According to DeLorme's information, "Biscayne National Park has four biological systems: the mainland mangrove forests, Biscayne Bay, the upper Florida Keys and the underwater reefs. Shallow Biscayne Bay, which is between the coast and the northernmost Florida Keys, has clear water and is home to sponges, crabs, dolphins and manatees, endangered mammals that favor the bay's warm waters. The undeveloped upper Florida Keys are the result of many thousands of years of construction by the tiny animals collectively known as coral. The 20 miles of the park's reefs were formed by more than 100 species of coral and harbor more than 200 different kinds of fish, including brilliantly colored parrotfish, angelfish and wrasses. Moray eels also inhabit many of the underwater crevices...The upper keys support other endangered species. Bald eagles, herons, pelicans, egrets and other large birds find refuge in the dense vegetation...The islands feature many tropical plants that originated from seeds either blown here by West Indian winds or deposited by birds. On the mainland are forests of mangroves, easily recognized by their twisted roots, which trap and filter out sediment that would otherwise harm the water and its inhabitants. The mangrove roots provide excellent hiding places and food sources for young fish--another function vital to the region's food chain."

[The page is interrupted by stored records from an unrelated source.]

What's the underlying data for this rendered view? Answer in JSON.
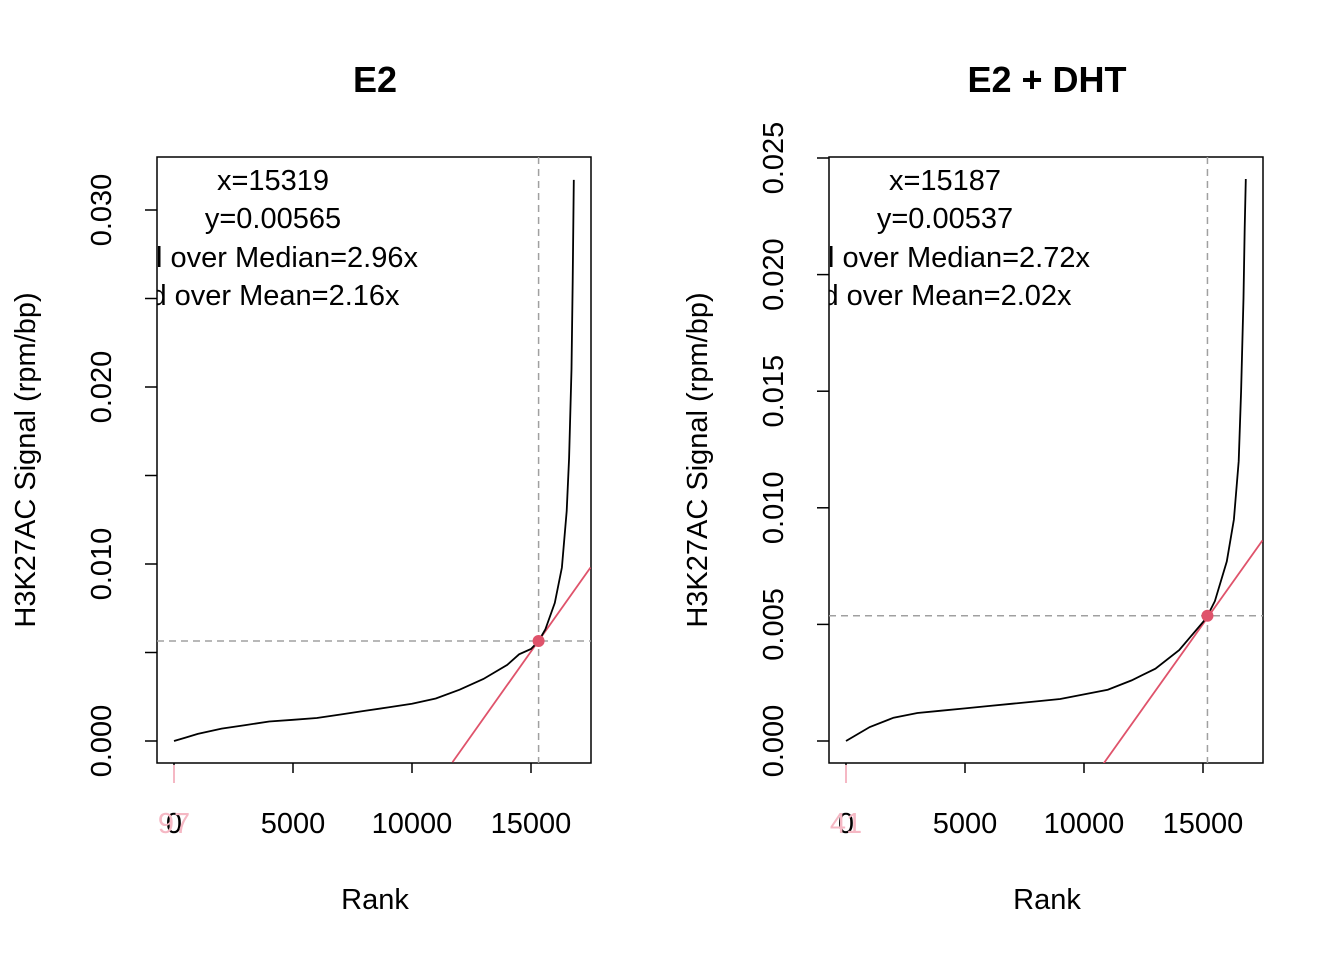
{
  "chart_data": [
    {
      "type": "line",
      "title": "E2",
      "xlabel": "Rank",
      "ylabel": "H3K27AC Signal (rpm/bp)",
      "xlim": [
        0,
        17500
      ],
      "ylim": [
        0,
        0.031
      ],
      "x_ticks": [
        0,
        5000,
        10000,
        15000
      ],
      "x_tick_labels": [
        "0",
        "5000",
        "10000",
        "15000"
      ],
      "y_ticks": [
        0,
        0.005,
        0.01,
        0.015,
        0.02,
        0.025,
        0.03
      ],
      "y_tick_labels": [
        "0.000",
        "",
        "0.010",
        "",
        "0.020",
        "",
        "0.030"
      ],
      "series": [
        {
          "color": "#000000",
          "x": [
            0,
            500,
            1000,
            2000,
            3000,
            4000,
            5000,
            6000,
            7000,
            8000,
            9000,
            10000,
            11000,
            12000,
            13000,
            14000,
            14500,
            15000,
            15319,
            15600,
            16000,
            16300,
            16500,
            16600,
            16700,
            16750,
            16800
          ],
          "y": [
            0.0,
            0.0002,
            0.0004,
            0.0007,
            0.0009,
            0.0011,
            0.0012,
            0.0013,
            0.0015,
            0.0017,
            0.0019,
            0.0021,
            0.0024,
            0.0029,
            0.0035,
            0.0043,
            0.0049,
            0.0052,
            0.00565,
            0.0063,
            0.0078,
            0.0098,
            0.013,
            0.016,
            0.021,
            0.026,
            0.0317
          ]
        }
      ],
      "tangent": {
        "color": "#df536b",
        "x": [
          11700,
          17500
        ],
        "y": [
          -0.0012,
          0.0098
        ]
      },
      "cutoff": {
        "x": 15319,
        "y": 0.00565,
        "line_color": "#a0a0a0",
        "point_color": "#df536b"
      },
      "rug_marker": {
        "x": 0,
        "label": "97",
        "color": "#f5b8c4"
      },
      "annotations": [
        "x=15319",
        "y=0.00565",
        "l over Median=2.96x",
        "d over Mean=2.16x"
      ]
    },
    {
      "type": "line",
      "title": "E2 + DHT",
      "xlabel": "Rank",
      "ylabel": "H3K27AC Signal (rpm/bp)",
      "xlim": [
        0,
        17500
      ],
      "ylim": [
        0,
        0.025
      ],
      "x_ticks": [
        0,
        5000,
        10000,
        15000
      ],
      "x_tick_labels": [
        "0",
        "5000",
        "10000",
        "15000"
      ],
      "y_ticks": [
        0,
        0.005,
        0.01,
        0.015,
        0.02,
        0.025
      ],
      "y_tick_labels": [
        "0.000",
        "0.005",
        "0.010",
        "0.015",
        "0.020",
        "0.025"
      ],
      "series": [
        {
          "color": "#000000",
          "x": [
            0,
            500,
            1000,
            2000,
            3000,
            4000,
            5000,
            6000,
            7000,
            8000,
            9000,
            10000,
            11000,
            12000,
            13000,
            14000,
            14500,
            15000,
            15187,
            15500,
            16000,
            16300,
            16500,
            16600,
            16700,
            16750,
            16800
          ],
          "y": [
            0.0,
            0.0003,
            0.0006,
            0.001,
            0.0012,
            0.0013,
            0.0014,
            0.0015,
            0.0016,
            0.0017,
            0.0018,
            0.002,
            0.0022,
            0.0026,
            0.0031,
            0.0039,
            0.0045,
            0.0051,
            0.00537,
            0.006,
            0.0077,
            0.0095,
            0.012,
            0.015,
            0.019,
            0.022,
            0.0241
          ]
        }
      ],
      "tangent": {
        "color": "#df536b",
        "x": [
          10800,
          17500
        ],
        "y": [
          -0.001,
          0.0086
        ]
      },
      "cutoff": {
        "x": 15187,
        "y": 0.00537,
        "line_color": "#a0a0a0",
        "point_color": "#df536b"
      },
      "rug_marker": {
        "x": 0,
        "label": "41",
        "color": "#f5b8c4"
      },
      "annotations": [
        "x=15187",
        "y=0.00537",
        "l over Median=2.72x",
        "d over Mean=2.02x"
      ]
    }
  ]
}
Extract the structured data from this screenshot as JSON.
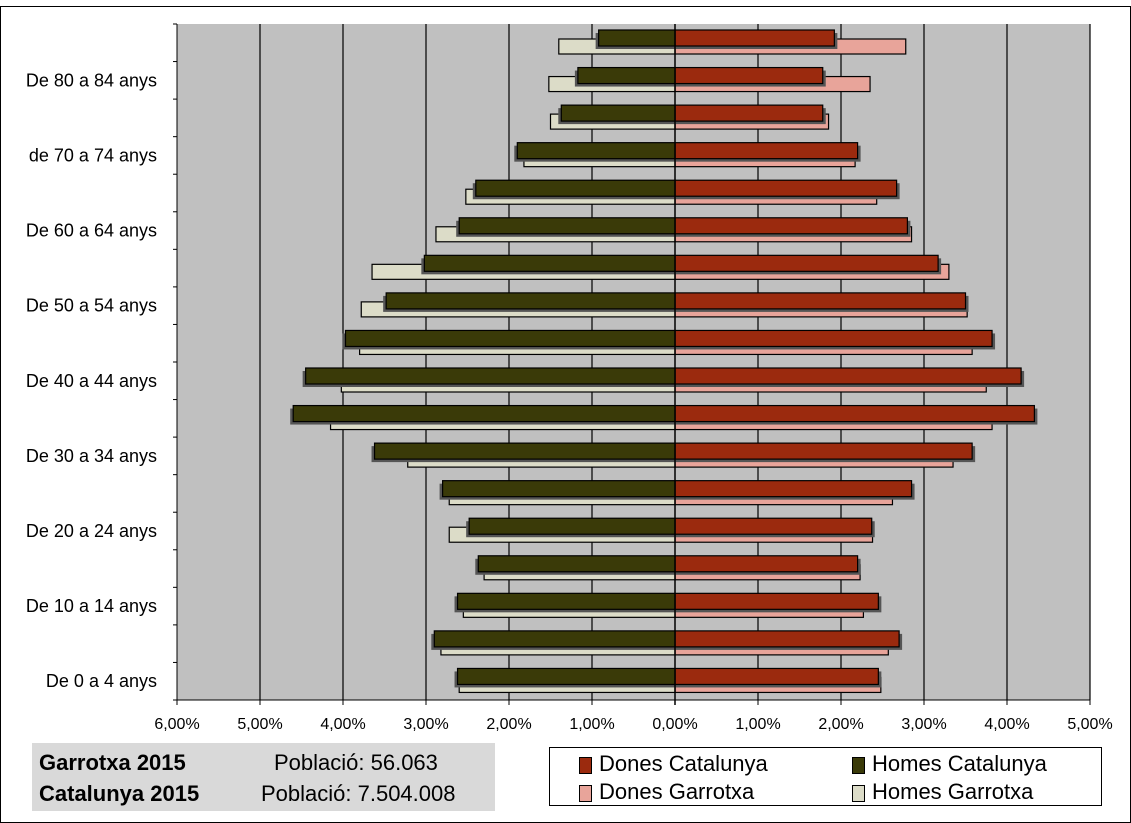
{
  "chart_data": {
    "type": "bar",
    "orientation": "horizontal",
    "title": "",
    "xlim": [
      -6,
      5
    ],
    "x_ticks": [
      "6,00%",
      "5,00%",
      "4,00%",
      "3,00%",
      "2,00%",
      "1,00%",
      "0,00%",
      "1,00%",
      "2,00%",
      "3,00%",
      "4,00%",
      "5,00%"
    ],
    "grid": true,
    "categories_bottom_to_top": [
      "De 0 a 4 anys",
      "",
      "De 10 a 14 anys",
      "",
      "De 20 a 24 anys",
      "",
      "De 30 a 34 anys",
      "",
      "De 40 a 44 anys",
      "",
      "De 50 a 54 anys",
      "",
      "De 60 a 64 anys",
      "",
      "de 70 a 74 anys",
      "",
      "De 80 a 84 anys",
      ""
    ],
    "series": [
      {
        "name": "Dones Catalunya",
        "side": "right",
        "color": "#9b2a0e",
        "values": [
          2.45,
          2.7,
          2.45,
          2.2,
          2.37,
          2.85,
          3.58,
          4.33,
          4.17,
          3.82,
          3.5,
          3.17,
          2.8,
          2.67,
          2.2,
          1.78,
          1.78,
          1.92
        ]
      },
      {
        "name": "Homes Catalunya",
        "side": "left",
        "color": "#3a3a08",
        "values": [
          2.62,
          2.9,
          2.62,
          2.37,
          2.48,
          2.8,
          3.62,
          4.6,
          4.45,
          3.97,
          3.48,
          3.02,
          2.6,
          2.4,
          1.9,
          1.37,
          1.17,
          0.92
        ]
      },
      {
        "name": "Dones Garrotxa",
        "side": "right",
        "color": "#e8a49a",
        "values": [
          2.48,
          2.57,
          2.27,
          2.23,
          2.38,
          2.62,
          3.35,
          3.82,
          3.75,
          3.58,
          3.52,
          3.3,
          2.85,
          2.43,
          2.17,
          1.85,
          2.35,
          2.78
        ]
      },
      {
        "name": "Homes Garrotxa",
        "side": "left",
        "color": "#dcdcc8",
        "values": [
          2.6,
          2.82,
          2.55,
          2.3,
          2.72,
          2.72,
          3.22,
          4.15,
          4.02,
          3.8,
          3.78,
          3.65,
          2.88,
          2.52,
          1.82,
          1.5,
          1.52,
          1.4
        ]
      }
    ]
  },
  "info": {
    "row1_name": "Garrotxa 2015",
    "row1_pop": "Població: 56.063",
    "row2_name": "Catalunya 2015",
    "row2_pop": "Població: 7.504.008"
  },
  "legend": {
    "items": [
      {
        "label": "Dones Catalunya",
        "color": "#9b2a0e"
      },
      {
        "label": "Homes Catalunya",
        "color": "#3a3a08"
      },
      {
        "label": "Dones Garrotxa",
        "color": "#e8a49a"
      },
      {
        "label": "Homes Garrotxa",
        "color": "#dcdcc8"
      }
    ]
  }
}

Headed back to Key Biscayne. Got a haircut at Pedro's, who has been cutting my hair for 23 years. He has raised prices again, and I complained to no avail that the less hair I have, the more he charges. Maybe it's because it gets more diffucult to find hair to cut...

The townhouse complex has beach access, so went to cool off in the warm waters of the Atlantic. Spent over an hour just sitting in the water and walking around.

Was on the road for 8 1/4 hours, drove 225 miles. The night's low temperature was 76F, 80F at departure, high nineties on the road, and it's still 82F at 9 PM.